The tag data is equally clear:
The composer is now correctly identified and has both names spelled correctly. The conductor and orchestra interpreting his work are clearly identified. Two-digit track numbers are in use. There are no unnecessary data hierarchies, and no spurious slashes to chop things up ...and cause grief on the wrong operating systems.
I could go on, but I won't labour the point more than I already have done.
The two original examples of bad tagging came directly from Naxos, via Prestomusic.com. I don't know if it's Naxos that's at fault, or whether Presto do their own bit of tagging on the side... but I suspect it's Naxos. And in that case, they should know and do much better. Their original tag data is utter shite, putting it as politely as I know how. It lacks any understanding of what uniquely identifies this recording of a composition from that one. It shows no respect for composers. It shows zero understanding of the importance of the 'composition'. Indeed, they don't seem to appreciate what a composition is at all! It sticks two giant fingers up to anyone not using the American Latin alphabet. It demonstrates no understanding of how operating systems work. It pays zero regards to basic data information theory.

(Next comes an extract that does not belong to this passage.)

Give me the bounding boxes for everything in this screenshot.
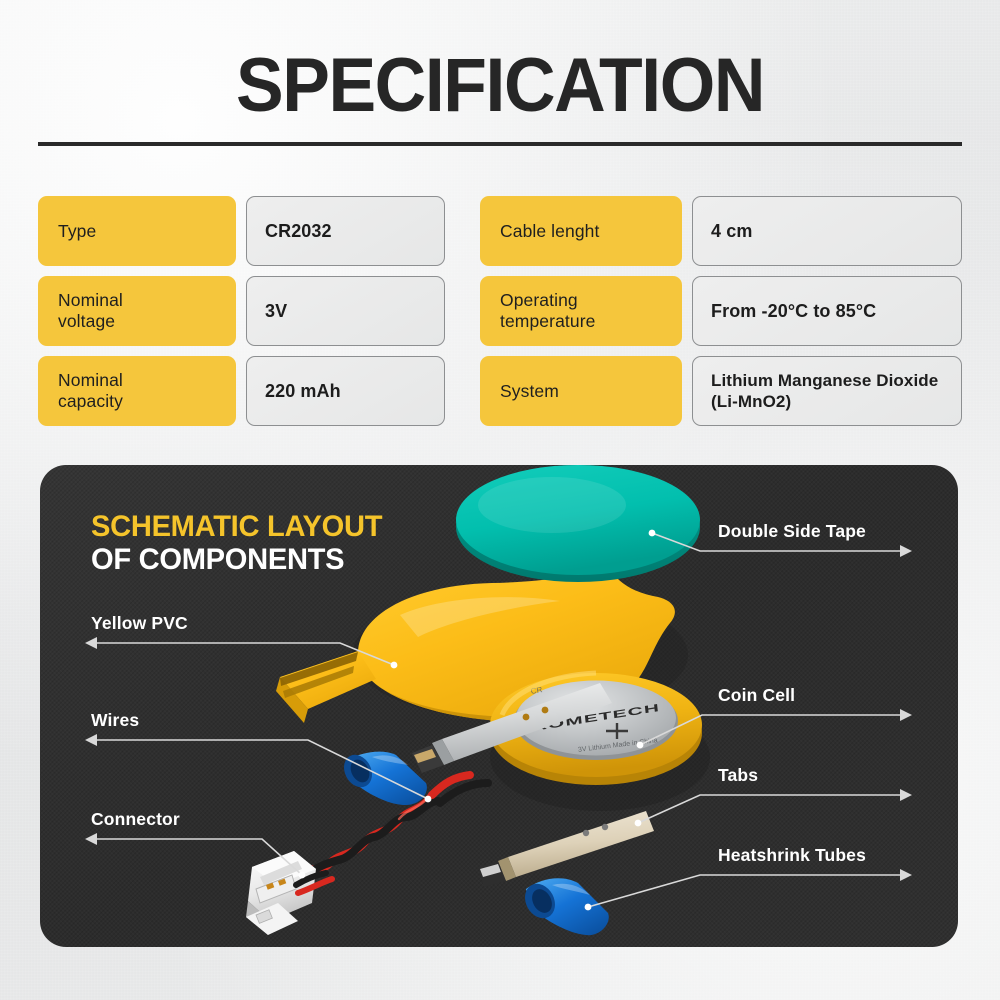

Now: I was able to correct their abhorrent tagging, and it didn't take me too long to do it. But I shouldn't have had to do it at all!
Lift your game, record companies. If you want to continue selling music to fans of classical music, try showing the bare minimum of respect to that specific audience and the way they think of and organise their music! You don't deserve anyone's money unless you do.